JOHN KEEL NOT AN AUTHORITY ON ANYTHING

October 2, 2009

Three Women

Filed under: Uncategorized — admin @ 2:49 am

http://solent-art.co.uk/interiors/ GIBBS1

GIBBS2

John wrote a couple of novels, under his favorite pseudonym, Harry Gibbs. He had a particular affection for Three Women, and happily signed the copy I found.

It was published in 1965 by Midwood Books, a company that churned out paperbacks like Taboo, Wild and Wicked, Jailbait, The Swap Set. They all had their quota of sex scenes, but were never graphic enough to break the smut laws. Today, they don’t even seem daring; but are often entertaining for their period flavor and flashy covers.

John generally remembered them for the fun he had with them, dropping in private jokes, friends’ names, and bits of satire. Three Women is the story of Brad Phillips and his complicated love life: which, in fact, revolves around five women, not three. Brad must have lost count in the “dark fuzziness enveloping his brain as he sank into a whirlpool of sensation.” And that’s only on page 7, with much “numbness and lust that was destroying his sense of reason” ahead.
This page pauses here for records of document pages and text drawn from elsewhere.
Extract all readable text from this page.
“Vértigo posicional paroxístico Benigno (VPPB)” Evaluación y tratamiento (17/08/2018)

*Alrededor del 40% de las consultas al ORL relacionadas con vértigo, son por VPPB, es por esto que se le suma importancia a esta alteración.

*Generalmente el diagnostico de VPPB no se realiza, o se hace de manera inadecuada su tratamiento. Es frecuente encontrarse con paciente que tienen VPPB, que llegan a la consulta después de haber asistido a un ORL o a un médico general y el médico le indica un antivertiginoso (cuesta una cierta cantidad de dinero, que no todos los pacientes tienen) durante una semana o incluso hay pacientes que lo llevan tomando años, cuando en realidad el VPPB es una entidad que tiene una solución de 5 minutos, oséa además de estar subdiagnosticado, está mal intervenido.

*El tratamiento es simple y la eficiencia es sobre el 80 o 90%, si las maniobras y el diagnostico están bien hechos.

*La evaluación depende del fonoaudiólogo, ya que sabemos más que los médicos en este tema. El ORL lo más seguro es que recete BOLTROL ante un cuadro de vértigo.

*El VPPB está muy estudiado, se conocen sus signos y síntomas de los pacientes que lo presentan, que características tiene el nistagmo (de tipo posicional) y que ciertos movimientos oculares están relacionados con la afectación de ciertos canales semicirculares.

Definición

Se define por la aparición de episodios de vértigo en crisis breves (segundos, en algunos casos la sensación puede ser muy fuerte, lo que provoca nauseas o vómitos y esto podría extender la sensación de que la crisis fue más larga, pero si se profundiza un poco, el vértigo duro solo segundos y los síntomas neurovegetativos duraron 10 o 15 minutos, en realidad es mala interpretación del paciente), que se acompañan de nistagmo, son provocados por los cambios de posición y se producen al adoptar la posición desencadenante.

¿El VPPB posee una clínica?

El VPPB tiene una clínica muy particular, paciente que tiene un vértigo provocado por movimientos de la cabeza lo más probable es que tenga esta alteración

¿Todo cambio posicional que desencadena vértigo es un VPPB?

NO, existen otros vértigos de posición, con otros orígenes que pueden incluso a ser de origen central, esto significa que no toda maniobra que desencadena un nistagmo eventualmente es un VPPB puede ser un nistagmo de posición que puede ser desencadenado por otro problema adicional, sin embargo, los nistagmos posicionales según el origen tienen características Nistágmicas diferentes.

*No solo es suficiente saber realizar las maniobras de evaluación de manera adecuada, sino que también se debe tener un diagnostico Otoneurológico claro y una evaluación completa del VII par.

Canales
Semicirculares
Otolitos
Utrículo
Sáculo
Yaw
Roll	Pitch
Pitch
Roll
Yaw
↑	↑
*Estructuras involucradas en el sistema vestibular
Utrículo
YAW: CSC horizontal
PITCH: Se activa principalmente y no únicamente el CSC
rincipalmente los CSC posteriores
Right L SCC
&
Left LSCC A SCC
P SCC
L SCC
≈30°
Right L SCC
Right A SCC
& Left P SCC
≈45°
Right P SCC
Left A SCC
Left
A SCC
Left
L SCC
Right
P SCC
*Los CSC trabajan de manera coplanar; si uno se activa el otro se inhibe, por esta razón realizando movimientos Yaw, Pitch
Among Brad’s conquests is Shelley Burnside, “the rich, beautiful, demanding artist who wanted him to pose nude for her during the day and cater to her whims during the night.” Shelley and Brad attend a few Bohemian parties in Greenwich Village, which gave John a chance to poke fun at the mid-’60s scene there.

Brad’s patience is sorely tried, for example, by an experimental film he sits through on page 127: “It was four hours long and consisted of an endless series of blurred images which flashed across the scene in a confused jumble. There were no actors in the picture, just a maze of moving trees and telephone poles and now and then a sudden close-up of a wilted flower. Brad would have fallen asleep if he had been more comfortable. The film broke several times and there were interminable pauses while the proud film-maker tinkered with the projector.” Here, one senses, Harry Gibbs has called upon his real suffering for his fiction.

One funny — and personal — detail surfaces with a Village artist, Ben Benjamin, who has a unique gimmick.

“‘Ben is a worm painter,’ Shelley explained.

“‘A worm painter?’ Brad’s eyebrows shot up. ‘Do you paint worms?’

“‘Nawwww,’ Ben sat down in the sling chair and took a swig of his spiked coffee. ‘I paint with worms… Like, I dip worms in paint and drop ’em on the canvas. Dig?’ Ben explained patiently. ‘They crawl around and make abstract designs.'”

John had actually enlisted 35 worms to create a painting for “Play Your Hunch,” one of the game shows he wrote for in the ’60s. It appeared on the show on November 8, 1960; John recalled that the art critics summoned to pass judgment were baffled by it, and pronounced it “mindless.” You can see it hanging proudly behind him in this snapshot from 1967.

JAKWITHPAINTING

1 Comment

  1. Doug:

    This is a lovely tribute to you old friend. Thanks for doing it.